Implications for Practice

There are several tentative implications of the research on SEB in individuals with ADHD for assessment and intervention. Although the research on the SEB has mainly been confined to children and there is some indication that self-enhancement is reduced in adolescence and adulthood, there is also evidence that it persists in terms of self-appraisals of parenting [14, 18•], driving behavior [17], executive function [29], and ADHD and oppositional symptom ratings when standardized rating scales are used [45]. Parents and teachers are typically consulted when clinicians are doing assessments of children with ADHD. As children move into adolescence, however, they typically have several teachers who are less familiar with them than teachers of children in elementary school [46]. Parents may spend less time with their teens and be less aware of their behaviors than parents of younger children. Consequently, clinicians may have to rely on self-reports, which makes the diagnostic process challenging. As suggested by Prevatt and colleagues [32], concrete descriptions of behaviors possibly using picture stimuli to depict symptoms of ADHD and frequently co-occurring behaviors may be helpful [28•, 47].

Children with ADHD typically engage in treatment due to the initiative of their parents. Because of their parents’ monitoring, they are typically compliant with regard to taking medication. Furthermore, evidence-based psychosocial interventions for children with ADHD typically have parent or teacher mediators [48, 49]. Adolescents, on the other hand, who have an overly positive view of their abilities may not see the need for treatment and, as a result, may not adhere to pharmacological or psychosocial interventions [50]. The onus then falls on parents and teachers to sensitively help them acquire insight into strengths and needs.

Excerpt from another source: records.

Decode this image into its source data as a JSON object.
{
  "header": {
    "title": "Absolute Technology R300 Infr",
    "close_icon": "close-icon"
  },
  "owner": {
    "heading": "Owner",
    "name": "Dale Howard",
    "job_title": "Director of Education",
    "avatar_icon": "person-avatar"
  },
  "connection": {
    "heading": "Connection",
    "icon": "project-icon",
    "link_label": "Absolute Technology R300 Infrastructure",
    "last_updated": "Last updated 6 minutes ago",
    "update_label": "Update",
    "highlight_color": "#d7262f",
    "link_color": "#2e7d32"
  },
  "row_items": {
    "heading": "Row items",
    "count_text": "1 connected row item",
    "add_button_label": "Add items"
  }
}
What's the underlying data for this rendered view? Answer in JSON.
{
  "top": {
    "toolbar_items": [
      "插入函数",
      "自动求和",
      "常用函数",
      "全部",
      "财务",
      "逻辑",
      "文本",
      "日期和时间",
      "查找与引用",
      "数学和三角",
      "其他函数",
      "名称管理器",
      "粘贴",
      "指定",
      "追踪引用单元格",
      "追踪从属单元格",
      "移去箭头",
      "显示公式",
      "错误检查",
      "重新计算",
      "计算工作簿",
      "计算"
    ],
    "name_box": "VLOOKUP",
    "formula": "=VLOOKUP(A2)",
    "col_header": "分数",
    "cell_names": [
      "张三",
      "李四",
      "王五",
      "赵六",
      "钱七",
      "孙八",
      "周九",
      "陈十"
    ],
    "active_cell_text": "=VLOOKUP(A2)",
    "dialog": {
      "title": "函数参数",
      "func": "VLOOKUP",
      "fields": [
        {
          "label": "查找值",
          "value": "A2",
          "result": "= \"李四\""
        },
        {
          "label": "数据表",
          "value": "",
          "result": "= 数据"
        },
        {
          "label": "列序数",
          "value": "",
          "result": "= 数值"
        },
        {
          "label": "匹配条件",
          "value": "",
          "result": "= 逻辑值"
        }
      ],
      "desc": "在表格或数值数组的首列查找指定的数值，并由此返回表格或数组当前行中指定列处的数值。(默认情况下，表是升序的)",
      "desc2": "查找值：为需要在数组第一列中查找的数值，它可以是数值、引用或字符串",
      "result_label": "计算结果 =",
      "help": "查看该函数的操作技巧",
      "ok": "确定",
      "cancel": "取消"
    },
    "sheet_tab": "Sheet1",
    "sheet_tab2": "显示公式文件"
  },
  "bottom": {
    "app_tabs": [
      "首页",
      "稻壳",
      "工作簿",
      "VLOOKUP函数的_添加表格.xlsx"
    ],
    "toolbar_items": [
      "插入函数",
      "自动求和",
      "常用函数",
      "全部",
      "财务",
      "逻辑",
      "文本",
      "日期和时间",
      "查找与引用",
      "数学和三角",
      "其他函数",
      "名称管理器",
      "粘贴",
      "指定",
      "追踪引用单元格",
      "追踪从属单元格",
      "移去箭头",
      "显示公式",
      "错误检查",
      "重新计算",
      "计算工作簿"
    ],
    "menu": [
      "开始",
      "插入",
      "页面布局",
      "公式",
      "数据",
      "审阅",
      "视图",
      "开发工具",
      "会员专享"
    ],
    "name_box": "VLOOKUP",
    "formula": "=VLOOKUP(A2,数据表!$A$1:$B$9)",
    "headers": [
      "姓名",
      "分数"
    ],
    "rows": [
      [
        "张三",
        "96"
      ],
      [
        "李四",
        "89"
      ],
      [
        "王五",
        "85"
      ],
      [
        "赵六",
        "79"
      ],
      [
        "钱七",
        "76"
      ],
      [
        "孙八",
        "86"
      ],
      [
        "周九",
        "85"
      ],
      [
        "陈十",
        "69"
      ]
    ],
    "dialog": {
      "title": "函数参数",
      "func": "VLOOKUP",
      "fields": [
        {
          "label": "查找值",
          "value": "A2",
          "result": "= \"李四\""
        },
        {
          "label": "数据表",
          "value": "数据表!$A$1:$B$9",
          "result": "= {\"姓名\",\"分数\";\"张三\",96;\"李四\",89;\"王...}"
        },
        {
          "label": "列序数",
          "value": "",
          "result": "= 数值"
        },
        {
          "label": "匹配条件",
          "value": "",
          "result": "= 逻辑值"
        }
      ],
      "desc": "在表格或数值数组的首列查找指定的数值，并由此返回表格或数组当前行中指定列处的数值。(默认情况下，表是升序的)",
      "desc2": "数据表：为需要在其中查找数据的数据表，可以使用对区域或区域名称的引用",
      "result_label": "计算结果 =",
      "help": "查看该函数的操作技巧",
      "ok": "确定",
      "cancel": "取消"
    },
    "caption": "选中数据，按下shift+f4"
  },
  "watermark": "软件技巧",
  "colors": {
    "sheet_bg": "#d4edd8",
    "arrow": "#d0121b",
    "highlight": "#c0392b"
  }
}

For those adolescents who are willing to engage in treatment, interventions that focus on awareness and acceptance, such as mindfulness interventions, may be helpful as an adjunct to other treatments [51, 52].

The findings showing that childhood aggression, as well as parental criticism and power assertive parenting, is related to a SEB has implications for parenting interventions. As with adolescents, in addition to teaching positive parenting strategies, it might be fruitful to explore whether mindfulness interventions are beneficial. Such interventions may help parents, including those parents who themselves have ADHD become more aware of their own parenting behaviors and accept the behaviors of their children [51, 52]. This might facilitate the use of authoritative parenting practices.

Conclusion

In spite of the methodological issues identified by Jiang and Johnston [24••] and Owens et al. [9] in their reviews of the research, the evidence is strong that the SEB exists in a substantial proportion of children with ADHD in several domains and likely persists into adolescence and adulthood. Notwithstanding the implications for practice outlined above, to a large extent, the importance of this bias in individuals with ADHD rests on whether it is maladaptive or adaptive. With regard to the decision to consider the SEB in treatment, clinicians may need to determine whether it is adaptive or maladaptive for the individual and proceed accordingly.